The economic engagement footprint of rising powers in sub-Saharan Africa: an analysis of trade, foreign direct investment and aid flows

The economic engagement footprint of rising powers in sub-Saharan Africa: an analysis of trade, foreign direct investment and aid flows

Rising powers such as Brazil, China, India, South Africa, the Gulf states or Turkey have entered the development arena through their expanding relationships with low-income countries (LICs) . A widespread perception is that these countries are establishing new forms of engagement, mainly under a South–South cooperation framework.

One region where this engagement has been increasing more significantly is sub-Saharan Africa (SSA). New economic relationships represent new economic opportunities for African countries, at the same time as challenging existing relationships with traditional OECD partners.

This evidence report aims to understand and measure the engagement of rising powers in SSA. Specifically, it attempts to clarify the importance and nature of their engagement and the distinctiveness of their economic relationships with SSA, among the rising powers themselves and also in relation to traditional OECD donors, and to start analysing their likely development footprint arising from their economic engagement.

Main conclusions:

  • rising powers are important economic partners. China is the main trade partner and the rising powers have been rapidly increasing their trade share at the expense of OECD countries. India, China, South Africa and the Gulf states are important sources of FDI in the region
  • mainly China and to a lesser extent India and the Gulf states are significant aid donors in the region. This is likely to be because some rising powers use instruments for development cooperation other than those that are considered ‘development assistance’ under the OECD DAC framework
  • the rising powers are not a homogenous group in terms of economic engagement; and while trade flows, especially exports from SSA, show more similarity, there are significant differences in terms of aid flows and FDI. These differences are also more important regarding BICS and Gulf states or Turkey
  • rising powers are not so different in their country and sector engagement from many OECD countries.

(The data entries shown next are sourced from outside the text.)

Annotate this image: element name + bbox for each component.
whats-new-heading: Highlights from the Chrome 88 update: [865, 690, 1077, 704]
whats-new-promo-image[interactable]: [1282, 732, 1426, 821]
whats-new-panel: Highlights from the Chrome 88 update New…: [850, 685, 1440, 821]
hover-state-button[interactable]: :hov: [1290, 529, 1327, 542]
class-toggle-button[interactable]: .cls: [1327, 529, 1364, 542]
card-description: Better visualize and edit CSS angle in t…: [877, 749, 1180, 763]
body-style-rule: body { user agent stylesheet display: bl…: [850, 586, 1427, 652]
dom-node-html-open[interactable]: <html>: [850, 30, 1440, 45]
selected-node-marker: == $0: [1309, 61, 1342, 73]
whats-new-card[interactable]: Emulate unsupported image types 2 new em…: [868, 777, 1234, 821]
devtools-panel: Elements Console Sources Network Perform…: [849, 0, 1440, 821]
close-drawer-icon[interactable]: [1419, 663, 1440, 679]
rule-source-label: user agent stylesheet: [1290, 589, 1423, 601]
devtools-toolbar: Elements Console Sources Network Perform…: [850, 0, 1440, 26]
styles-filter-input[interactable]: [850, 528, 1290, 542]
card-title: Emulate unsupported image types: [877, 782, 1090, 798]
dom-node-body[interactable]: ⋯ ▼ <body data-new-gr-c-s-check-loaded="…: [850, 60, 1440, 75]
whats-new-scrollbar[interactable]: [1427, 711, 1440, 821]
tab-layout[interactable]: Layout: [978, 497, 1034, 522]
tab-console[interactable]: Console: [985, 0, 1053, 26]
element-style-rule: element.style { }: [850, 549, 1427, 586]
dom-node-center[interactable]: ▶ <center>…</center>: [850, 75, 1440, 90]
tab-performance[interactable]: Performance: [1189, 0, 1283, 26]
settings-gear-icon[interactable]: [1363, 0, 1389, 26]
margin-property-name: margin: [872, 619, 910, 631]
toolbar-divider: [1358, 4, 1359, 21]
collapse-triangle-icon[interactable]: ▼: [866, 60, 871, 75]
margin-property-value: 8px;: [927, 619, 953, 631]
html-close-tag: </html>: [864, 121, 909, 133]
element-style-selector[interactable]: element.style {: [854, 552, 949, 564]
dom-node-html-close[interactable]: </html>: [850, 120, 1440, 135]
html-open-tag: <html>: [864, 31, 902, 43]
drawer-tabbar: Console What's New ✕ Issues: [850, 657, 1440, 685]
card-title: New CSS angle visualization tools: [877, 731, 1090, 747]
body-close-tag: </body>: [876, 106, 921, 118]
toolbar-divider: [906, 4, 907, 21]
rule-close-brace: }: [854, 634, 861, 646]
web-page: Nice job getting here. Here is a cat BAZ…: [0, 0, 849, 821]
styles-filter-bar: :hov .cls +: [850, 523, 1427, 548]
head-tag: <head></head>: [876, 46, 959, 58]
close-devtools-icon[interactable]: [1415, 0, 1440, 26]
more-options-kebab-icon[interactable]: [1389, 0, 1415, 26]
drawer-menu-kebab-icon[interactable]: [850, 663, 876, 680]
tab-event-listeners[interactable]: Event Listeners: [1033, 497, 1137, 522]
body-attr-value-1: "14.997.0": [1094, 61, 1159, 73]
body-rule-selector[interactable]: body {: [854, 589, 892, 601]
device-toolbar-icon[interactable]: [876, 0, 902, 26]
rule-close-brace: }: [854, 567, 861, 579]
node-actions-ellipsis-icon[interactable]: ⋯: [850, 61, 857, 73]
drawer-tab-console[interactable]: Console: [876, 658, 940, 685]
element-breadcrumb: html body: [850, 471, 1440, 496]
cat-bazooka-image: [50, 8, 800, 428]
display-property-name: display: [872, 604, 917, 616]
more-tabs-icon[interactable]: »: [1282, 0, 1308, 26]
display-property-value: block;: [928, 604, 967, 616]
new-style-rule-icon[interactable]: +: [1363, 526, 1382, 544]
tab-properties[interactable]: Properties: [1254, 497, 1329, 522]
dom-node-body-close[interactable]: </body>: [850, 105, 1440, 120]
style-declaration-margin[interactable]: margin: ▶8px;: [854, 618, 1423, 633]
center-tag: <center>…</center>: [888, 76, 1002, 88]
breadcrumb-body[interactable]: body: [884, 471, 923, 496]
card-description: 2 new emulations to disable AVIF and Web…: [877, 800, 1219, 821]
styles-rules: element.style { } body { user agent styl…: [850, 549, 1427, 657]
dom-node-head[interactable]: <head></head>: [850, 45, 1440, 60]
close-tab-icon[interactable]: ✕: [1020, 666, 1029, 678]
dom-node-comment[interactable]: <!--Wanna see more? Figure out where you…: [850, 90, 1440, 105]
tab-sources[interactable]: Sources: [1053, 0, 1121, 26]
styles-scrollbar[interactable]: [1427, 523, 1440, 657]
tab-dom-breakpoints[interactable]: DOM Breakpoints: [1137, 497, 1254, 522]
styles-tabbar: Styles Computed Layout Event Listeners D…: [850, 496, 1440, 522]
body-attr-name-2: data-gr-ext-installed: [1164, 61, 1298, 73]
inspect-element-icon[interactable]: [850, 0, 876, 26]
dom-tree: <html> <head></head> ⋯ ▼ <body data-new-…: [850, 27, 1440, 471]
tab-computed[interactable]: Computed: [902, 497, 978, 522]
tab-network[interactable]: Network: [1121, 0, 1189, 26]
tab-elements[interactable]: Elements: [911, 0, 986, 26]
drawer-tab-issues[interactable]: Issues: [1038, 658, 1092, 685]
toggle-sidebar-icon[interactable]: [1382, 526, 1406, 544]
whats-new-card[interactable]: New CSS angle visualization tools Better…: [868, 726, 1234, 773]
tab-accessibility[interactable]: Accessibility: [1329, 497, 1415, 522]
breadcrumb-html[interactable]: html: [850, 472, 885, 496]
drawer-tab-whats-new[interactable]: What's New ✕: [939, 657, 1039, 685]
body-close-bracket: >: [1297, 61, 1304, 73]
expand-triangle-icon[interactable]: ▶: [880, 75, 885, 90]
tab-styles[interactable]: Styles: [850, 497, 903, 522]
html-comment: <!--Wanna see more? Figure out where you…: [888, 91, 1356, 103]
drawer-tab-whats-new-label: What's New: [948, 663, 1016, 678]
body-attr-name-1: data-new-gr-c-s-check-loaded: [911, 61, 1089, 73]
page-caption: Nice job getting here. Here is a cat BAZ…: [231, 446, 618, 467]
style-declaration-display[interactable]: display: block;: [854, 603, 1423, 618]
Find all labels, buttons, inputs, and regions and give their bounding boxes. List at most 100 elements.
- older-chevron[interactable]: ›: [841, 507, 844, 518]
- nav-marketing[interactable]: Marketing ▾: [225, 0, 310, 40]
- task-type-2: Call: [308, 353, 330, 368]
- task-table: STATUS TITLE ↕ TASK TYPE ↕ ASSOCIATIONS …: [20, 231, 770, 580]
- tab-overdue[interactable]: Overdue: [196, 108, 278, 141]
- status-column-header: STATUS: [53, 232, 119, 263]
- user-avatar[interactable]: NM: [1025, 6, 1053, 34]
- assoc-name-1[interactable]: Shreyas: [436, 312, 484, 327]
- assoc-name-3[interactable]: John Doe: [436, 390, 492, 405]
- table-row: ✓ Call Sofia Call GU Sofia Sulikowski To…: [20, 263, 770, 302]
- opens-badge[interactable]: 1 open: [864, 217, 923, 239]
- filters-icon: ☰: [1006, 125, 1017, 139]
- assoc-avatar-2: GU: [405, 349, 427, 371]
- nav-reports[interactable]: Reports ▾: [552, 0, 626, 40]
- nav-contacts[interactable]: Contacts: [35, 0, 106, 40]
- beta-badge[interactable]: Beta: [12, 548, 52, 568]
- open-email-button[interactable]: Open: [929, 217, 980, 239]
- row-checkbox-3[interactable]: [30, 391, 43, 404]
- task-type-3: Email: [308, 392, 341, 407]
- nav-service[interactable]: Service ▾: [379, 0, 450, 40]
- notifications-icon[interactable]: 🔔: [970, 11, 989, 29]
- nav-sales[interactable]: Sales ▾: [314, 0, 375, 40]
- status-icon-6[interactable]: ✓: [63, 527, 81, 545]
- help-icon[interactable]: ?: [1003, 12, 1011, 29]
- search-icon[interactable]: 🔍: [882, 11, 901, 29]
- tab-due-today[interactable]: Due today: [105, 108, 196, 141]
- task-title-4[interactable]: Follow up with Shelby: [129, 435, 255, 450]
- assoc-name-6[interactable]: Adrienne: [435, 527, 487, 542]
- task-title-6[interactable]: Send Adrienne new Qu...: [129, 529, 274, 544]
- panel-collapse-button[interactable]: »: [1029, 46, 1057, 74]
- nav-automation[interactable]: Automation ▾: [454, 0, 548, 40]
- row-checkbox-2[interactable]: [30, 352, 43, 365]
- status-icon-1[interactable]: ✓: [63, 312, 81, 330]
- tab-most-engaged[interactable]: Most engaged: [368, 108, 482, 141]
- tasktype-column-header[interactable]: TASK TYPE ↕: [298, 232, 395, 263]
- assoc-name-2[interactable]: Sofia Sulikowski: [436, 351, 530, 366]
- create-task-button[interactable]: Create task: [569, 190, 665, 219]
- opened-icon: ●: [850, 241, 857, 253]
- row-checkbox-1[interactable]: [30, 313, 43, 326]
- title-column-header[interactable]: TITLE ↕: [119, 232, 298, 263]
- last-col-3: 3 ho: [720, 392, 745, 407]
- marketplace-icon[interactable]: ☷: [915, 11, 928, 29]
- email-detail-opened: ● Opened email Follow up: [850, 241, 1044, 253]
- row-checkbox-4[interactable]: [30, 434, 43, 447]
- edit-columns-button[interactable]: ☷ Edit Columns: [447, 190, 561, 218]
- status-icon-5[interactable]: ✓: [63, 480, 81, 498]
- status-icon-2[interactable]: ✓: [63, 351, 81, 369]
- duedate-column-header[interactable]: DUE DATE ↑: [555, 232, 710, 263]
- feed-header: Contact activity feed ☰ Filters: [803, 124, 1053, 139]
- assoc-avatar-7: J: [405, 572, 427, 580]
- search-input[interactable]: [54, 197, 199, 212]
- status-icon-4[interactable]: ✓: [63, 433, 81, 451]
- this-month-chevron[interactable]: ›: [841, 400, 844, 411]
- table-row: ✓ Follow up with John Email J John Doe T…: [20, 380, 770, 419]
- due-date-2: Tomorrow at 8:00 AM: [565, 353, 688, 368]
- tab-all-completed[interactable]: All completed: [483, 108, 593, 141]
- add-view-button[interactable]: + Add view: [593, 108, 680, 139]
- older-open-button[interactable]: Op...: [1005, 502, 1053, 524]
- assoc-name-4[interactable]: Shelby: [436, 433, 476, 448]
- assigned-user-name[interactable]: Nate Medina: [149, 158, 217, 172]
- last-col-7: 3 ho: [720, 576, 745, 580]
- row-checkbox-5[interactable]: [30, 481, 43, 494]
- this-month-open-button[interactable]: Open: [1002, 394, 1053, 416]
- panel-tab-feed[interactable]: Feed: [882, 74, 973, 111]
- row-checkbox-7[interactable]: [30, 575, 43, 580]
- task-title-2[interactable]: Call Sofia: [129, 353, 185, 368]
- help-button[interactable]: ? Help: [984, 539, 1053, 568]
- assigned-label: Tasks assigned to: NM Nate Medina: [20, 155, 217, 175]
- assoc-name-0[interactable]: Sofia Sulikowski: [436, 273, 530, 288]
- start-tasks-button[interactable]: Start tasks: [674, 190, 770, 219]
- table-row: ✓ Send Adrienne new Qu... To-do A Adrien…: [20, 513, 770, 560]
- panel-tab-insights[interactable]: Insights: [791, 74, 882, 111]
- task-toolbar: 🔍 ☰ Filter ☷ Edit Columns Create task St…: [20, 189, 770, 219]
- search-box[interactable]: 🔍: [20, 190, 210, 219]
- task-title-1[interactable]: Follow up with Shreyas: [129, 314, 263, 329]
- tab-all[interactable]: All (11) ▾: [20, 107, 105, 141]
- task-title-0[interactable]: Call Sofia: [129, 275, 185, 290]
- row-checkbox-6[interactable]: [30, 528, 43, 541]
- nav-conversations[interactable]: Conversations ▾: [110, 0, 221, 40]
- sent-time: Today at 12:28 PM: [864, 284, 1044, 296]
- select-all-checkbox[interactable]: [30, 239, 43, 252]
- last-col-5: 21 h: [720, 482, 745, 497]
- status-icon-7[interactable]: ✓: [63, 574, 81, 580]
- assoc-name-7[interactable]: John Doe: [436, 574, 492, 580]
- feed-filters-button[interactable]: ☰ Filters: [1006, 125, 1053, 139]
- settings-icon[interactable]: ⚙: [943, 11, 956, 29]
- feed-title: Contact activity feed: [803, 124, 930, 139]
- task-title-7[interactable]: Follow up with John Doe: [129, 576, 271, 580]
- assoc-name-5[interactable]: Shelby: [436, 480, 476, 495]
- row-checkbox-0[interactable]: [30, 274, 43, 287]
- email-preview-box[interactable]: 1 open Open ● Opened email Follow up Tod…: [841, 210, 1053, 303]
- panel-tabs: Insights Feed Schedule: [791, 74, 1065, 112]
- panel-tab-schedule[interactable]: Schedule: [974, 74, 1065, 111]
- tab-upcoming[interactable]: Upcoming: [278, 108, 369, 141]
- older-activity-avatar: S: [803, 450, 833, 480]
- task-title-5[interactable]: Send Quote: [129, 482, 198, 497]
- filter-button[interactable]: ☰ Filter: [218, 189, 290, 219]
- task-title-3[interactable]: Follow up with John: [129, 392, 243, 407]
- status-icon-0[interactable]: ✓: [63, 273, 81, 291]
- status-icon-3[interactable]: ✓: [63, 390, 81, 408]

Significant similarities appear, especially regarding trade flows and less so in investment between some rising powers and some OECD countries. This is also reflected in the aid allocation across SSA countries in terms of the recipient characteristics. While allocation of rising powers is perhaps more concentrated in natural resource-intensive countries and countries with larger UN affinity, rising powers such as China or India are not significantly more concentrated in countries with higher income per capita, corruption or trade links than some OECD countries
  • the importance of rising power engagement in SSA is likely to increase in the near future given the recent trends and economic difficulties in OECD countries. For trade flows, engagement does not appear particularly beneficial for SSA countries in terms of the sophistication and technological content of exports, export diversification or integration in global value chains. For aid flows, there appear to be some complementarities between rising power priorities and other traditional donors, although there is also significant overlapping in other sectors such as infrastructure. It is probably FDI flows from rising powers, especially investments in services, which are likely to become a significant opportunity for growth in the SSA region

The findings of the paper do not suggest the South–South cooperation framework is irrelevant to development impact, but that, given the allocation of flows observed, this framework does not yet appear to be distinctive. It can be argued that this cooperation framework is not only about sector and country allocation of flows, but also about political engagement and cooperation, bilateral frameworks, and how aid and investment projects are selected and implemented.